I'm also not sure a philosopher/cultural critic without significant scientific training is bound to write nonsense, so long as they actually stick to their field of expertise. Now, it may well be true that humanities sorts are more prone to straying from their actual areas of expertise - certainly a study demonstrating that would not surprise me. But I think that one can write for a very, very long time about sexual politics in Victorian literature without ever running into a situation where lack of knowledge of science beyond a high school level is going to be a problem. It's certainly difficult to imagine it resulting in nonsense production that goes beyond a stray sentence here or there.
And yes, the Sokal Affair clearly reflects badly on the editors of Social Text. But that's why I compared it to getting nonsense published in a newspaper - which has been proven possible from the local level up to major international papers. I also would not describe Social Text as "eager" to publish Sokal's essay. They rejected it initially, and only dusted it off because it was directly relevant to a special issue they were publishing and, probably more importantly for a paper journal, it was very short. But more to the point, Social Text is not a scholarly journal. I wasn't in the field at the time of the Sokal Affair, so any sense I have of its reputation is second hand, but if an un-peer reviewed journal was being treated as equivalent to PMLA or Critical Inquiry or something, that, much more than the Sokal Affair, is damning evidence against the humanities.
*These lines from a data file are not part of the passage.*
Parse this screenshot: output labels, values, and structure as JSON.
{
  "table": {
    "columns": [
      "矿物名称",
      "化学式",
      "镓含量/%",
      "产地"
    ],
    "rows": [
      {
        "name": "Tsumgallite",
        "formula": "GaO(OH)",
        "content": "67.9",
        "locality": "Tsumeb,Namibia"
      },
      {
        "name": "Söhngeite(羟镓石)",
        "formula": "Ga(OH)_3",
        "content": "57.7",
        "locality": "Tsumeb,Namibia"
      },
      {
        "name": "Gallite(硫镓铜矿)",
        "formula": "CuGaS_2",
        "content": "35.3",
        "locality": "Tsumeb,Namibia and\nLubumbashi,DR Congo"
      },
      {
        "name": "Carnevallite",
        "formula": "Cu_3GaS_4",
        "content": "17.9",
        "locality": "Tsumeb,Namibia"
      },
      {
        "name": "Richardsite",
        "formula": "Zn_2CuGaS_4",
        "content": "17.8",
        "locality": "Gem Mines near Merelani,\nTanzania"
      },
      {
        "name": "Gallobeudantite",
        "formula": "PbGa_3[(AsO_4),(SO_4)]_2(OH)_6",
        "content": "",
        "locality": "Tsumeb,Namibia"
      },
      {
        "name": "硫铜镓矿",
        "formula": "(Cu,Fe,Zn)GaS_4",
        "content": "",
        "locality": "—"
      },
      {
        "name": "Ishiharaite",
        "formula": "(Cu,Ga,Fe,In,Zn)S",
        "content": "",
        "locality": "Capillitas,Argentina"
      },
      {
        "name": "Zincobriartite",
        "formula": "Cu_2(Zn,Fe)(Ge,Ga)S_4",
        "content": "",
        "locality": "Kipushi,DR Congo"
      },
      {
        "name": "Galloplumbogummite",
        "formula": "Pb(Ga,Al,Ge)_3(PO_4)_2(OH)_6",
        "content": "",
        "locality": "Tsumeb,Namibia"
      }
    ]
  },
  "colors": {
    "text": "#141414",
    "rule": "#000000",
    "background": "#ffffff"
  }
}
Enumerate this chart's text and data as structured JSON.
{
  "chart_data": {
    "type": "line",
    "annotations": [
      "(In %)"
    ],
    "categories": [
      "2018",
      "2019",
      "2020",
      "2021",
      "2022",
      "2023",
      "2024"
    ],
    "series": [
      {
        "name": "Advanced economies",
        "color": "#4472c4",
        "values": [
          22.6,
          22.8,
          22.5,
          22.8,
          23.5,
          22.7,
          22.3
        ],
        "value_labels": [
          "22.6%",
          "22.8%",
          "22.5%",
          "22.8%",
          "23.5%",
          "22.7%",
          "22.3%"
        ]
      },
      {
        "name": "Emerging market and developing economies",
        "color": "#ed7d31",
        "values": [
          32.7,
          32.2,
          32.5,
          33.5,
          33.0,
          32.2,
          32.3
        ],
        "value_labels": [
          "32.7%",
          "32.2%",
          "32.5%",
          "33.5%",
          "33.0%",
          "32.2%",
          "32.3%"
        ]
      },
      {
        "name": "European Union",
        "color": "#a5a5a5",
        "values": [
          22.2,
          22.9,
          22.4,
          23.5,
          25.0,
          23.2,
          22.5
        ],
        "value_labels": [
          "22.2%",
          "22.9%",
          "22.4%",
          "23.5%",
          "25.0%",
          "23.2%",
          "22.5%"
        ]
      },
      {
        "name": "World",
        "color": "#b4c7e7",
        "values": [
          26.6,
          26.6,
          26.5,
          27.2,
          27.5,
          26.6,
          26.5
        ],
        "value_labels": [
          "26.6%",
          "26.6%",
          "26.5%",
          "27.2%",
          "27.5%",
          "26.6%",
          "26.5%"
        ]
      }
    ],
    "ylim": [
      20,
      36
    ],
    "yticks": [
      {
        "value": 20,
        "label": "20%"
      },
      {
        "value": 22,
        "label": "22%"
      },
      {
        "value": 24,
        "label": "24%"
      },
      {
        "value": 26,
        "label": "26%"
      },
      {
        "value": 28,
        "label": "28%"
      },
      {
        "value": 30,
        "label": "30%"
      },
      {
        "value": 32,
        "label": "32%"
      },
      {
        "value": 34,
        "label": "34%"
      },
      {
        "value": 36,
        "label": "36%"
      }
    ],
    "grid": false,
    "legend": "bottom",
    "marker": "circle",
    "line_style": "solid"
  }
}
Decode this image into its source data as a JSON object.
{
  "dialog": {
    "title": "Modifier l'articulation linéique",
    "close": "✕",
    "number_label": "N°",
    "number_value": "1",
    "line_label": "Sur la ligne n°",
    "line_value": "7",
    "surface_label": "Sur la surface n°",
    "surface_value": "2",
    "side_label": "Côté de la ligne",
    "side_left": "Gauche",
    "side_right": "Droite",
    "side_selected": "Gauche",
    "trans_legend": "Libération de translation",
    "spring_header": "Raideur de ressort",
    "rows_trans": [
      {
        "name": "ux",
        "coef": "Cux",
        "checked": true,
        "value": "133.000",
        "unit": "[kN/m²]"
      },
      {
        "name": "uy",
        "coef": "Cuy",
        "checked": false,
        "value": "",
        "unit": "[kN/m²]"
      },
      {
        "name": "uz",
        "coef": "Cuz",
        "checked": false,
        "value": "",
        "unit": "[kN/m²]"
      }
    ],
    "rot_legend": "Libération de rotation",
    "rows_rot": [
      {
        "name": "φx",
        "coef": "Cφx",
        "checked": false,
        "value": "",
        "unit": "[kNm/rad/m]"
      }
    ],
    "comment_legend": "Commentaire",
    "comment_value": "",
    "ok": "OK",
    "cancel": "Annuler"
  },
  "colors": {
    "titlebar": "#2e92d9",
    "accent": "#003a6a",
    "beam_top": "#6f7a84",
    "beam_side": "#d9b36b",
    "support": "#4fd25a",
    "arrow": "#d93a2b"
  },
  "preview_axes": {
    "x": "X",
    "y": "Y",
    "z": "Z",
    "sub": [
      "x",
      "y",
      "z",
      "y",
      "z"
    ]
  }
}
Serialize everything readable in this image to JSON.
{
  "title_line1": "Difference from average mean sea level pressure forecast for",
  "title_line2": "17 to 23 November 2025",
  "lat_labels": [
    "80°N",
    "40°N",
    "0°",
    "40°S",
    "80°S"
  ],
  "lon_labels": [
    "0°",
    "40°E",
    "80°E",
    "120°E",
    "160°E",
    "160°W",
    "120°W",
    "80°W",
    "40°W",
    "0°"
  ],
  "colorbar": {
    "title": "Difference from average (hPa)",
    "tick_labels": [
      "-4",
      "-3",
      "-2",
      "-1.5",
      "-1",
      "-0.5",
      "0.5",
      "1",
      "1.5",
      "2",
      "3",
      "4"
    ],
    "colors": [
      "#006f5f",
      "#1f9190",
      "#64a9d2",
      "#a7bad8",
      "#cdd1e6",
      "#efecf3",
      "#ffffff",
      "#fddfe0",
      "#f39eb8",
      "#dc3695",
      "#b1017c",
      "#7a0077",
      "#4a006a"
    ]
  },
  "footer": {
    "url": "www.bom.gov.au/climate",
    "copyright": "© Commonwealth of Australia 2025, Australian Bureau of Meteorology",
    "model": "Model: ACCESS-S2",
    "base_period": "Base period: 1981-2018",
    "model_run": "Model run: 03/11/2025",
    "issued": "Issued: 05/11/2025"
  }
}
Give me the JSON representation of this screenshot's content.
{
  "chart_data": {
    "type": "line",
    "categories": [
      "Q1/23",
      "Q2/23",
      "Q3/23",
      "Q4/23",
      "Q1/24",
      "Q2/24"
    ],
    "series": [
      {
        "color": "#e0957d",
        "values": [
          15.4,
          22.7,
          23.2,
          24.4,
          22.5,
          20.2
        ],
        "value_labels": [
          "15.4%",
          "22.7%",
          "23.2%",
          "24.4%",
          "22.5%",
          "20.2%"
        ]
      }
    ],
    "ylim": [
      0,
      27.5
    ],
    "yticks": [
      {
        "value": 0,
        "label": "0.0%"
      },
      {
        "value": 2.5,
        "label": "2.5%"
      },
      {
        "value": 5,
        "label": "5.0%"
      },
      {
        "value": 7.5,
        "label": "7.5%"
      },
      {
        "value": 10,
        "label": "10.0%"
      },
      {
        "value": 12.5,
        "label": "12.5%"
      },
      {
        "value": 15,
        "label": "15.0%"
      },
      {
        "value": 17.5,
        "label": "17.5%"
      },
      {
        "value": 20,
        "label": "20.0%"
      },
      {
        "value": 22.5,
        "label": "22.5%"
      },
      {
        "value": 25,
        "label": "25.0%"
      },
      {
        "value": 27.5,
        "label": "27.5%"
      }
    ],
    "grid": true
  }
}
I should note that I am also more hostile towards Sokal for his completely and irredeemably awful book Fashionable Nonsense than I am for the Sokal Affair. He, at least, does not overstate the significance of his own hoax. Whereas Fashionable Nonsense is a sufficiently wretched book that I would generally advise people that their time would be better spent reading up on the intricacies of crystal energy healing.
I strongly disagree here. To write meaningfully about sexual politics, you must have a model of sexual and other related aspects of human thought and behavior, and modern science has a whole lot to say about that. (Of course, the relevant science is still very incomplete and far from settled, but that makes it even more important to be knowledgeable about it, in order to separate solid insight from speculation.) If you lack that knowledge, your model is likely to be wrong in at least some ways that could be corrected by familiarizing yourself with the relevant science, and this is likely to show in your writing. Moreover, there is a whole lot of spurious pseudo-insight in this area (Freudianism and its offshoots being the most notorious example), and if you're not familiar with science beyond a high school level, you may well end up swallowing a lot of such nonsense believing it to be solid insight and incorporating it into your work.
I would agree if one is writing about Victorian sexual politics straight-up, however I was careful to specify the sexual politics of Victorian literature. For which Freudianism, notoriously wrong as it is, is highly relevant because it was enormously popular for a chunk of the time period, and did directly influence writers (more particularly in the early 20th century than the late 19th, but still). Certainly it had much more influence than post-Victorian science that the authors could not possibly have been aware of.
Which seems to me one of the hedges that postmodernism usefully offers. The decision to approach Victorian literary sexual politics in terms of the thinking of the time and to treat it as a phenomenon of that culture is, to my mind, quintessentially postmodernist.